There was a lot riding on this London Fashion Week. A shaky retail landscape (RIP Matches) left a handful of young brands in, to put it bluntly, a financial hole, while the outlook for the biggest name on the schedule – Burberry – hasn’t looked much brighter of late. “London is about to show that it’s resilient,” said Steven Stokey-Daley prior to the spring/summer 2025 season. “Forward motion and creativity and new ideas prevail – we have to think like that.”
Creativity – and late nights – did indeed prevail. We have Harry Styles and his mullet to thank for drawing international attention to the line-up on day one, after he flew in and out of the city to see the first womenswear presentation from SS Daley, in which he holds a minority stake. From then, it was a high-octane exploration of what British fashion means today – from mayo and chips to sexy smalls – as the likes of Standing Ground, Johanna Parv and Paolo Carzana staged their first solo shows, and talent incubator Fashion East welcomed a new class (hi Nuba; you too, Loutre!) to nurture. Nensi Dojaka returned to the runway with a Calvin Klein collection of spliced-and-diced lingerie, and Chopova Lowena pumped up Friday night with its annual LFW moment, featuring a clutch of fabulous cameos from within the Vogue family.
Away from the headline acts, there were quieter moments of synchronicity across the board, as designers mined similar pools of references for what turned out to be some of their most personal collections to date.

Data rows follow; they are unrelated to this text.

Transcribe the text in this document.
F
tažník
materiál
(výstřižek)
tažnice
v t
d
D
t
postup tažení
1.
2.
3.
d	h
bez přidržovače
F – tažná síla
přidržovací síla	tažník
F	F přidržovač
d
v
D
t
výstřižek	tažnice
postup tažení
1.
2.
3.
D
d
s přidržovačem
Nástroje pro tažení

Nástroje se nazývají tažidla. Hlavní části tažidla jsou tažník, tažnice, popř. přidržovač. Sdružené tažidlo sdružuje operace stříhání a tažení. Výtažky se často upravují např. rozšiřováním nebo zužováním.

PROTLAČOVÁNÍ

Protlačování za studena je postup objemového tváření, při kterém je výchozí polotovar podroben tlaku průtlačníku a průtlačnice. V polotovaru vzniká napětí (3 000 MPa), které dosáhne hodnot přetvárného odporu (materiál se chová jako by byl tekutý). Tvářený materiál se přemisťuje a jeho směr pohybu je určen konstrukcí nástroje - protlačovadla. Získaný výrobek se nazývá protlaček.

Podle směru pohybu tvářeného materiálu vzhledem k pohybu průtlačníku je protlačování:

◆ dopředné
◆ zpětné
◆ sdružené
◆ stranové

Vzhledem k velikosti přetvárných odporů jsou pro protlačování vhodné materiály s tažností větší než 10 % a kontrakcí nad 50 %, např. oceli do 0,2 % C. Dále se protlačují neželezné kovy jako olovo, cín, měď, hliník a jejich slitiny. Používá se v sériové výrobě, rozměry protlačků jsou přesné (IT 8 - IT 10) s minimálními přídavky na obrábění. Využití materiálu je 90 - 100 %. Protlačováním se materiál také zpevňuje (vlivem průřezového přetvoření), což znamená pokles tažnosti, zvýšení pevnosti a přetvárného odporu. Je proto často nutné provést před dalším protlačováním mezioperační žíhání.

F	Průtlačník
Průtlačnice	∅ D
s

From sex to carnations, androgynous artists to home comforts, here are the key themes that played out during London Fashion Week spring/summer 2025.
Let’s talk about sex, baby
“I want everyone to feel very hot and steamy after seeing this,” said 16Arlington’s Marco Capaldo, whose journey to his sparkly, lily-printed knickers came via Pedro Almodóvar, specifically the Spanish colourist’s film, The Skin I Live In, and its peppy Pantones. “I know it sounds clichéd, but I felt like all of a sudden I was facing the sun, and so the woman that I’m designing for is facing that sun,” he added of bringing back a sense of levity and sex appeal after seasons inspired by more sinister David Lynchian undertones.
Simone Rocha, too, was feeling flirtatious on her quest to shock the hallowed halls of the Old Bailey with a dance-inspired collection that felt “performative, playful and provocative”. Cue crystal carnations (inspired by the legendary Pina Bausch show Nelken) creeping up big pants as “lady gardens”, and placed artfully over breasts as her take on nipple pasties.
When creating her see-now-buy-now Calvin Klein X Nensi Dojaka underwear capsule, the Albanian partywear favourite kept returning to the words “inclusive”, “empowering”, “femininity” and “sensuality”. It would have been particularly empowering to see Dojaka’s “idea of putting it on women of different backgrounds and different shapes” translated on the runway, but Jill Kortleve certainly did a good job of selling this ’90s CK-inspired edit funnelled through a modern London lens.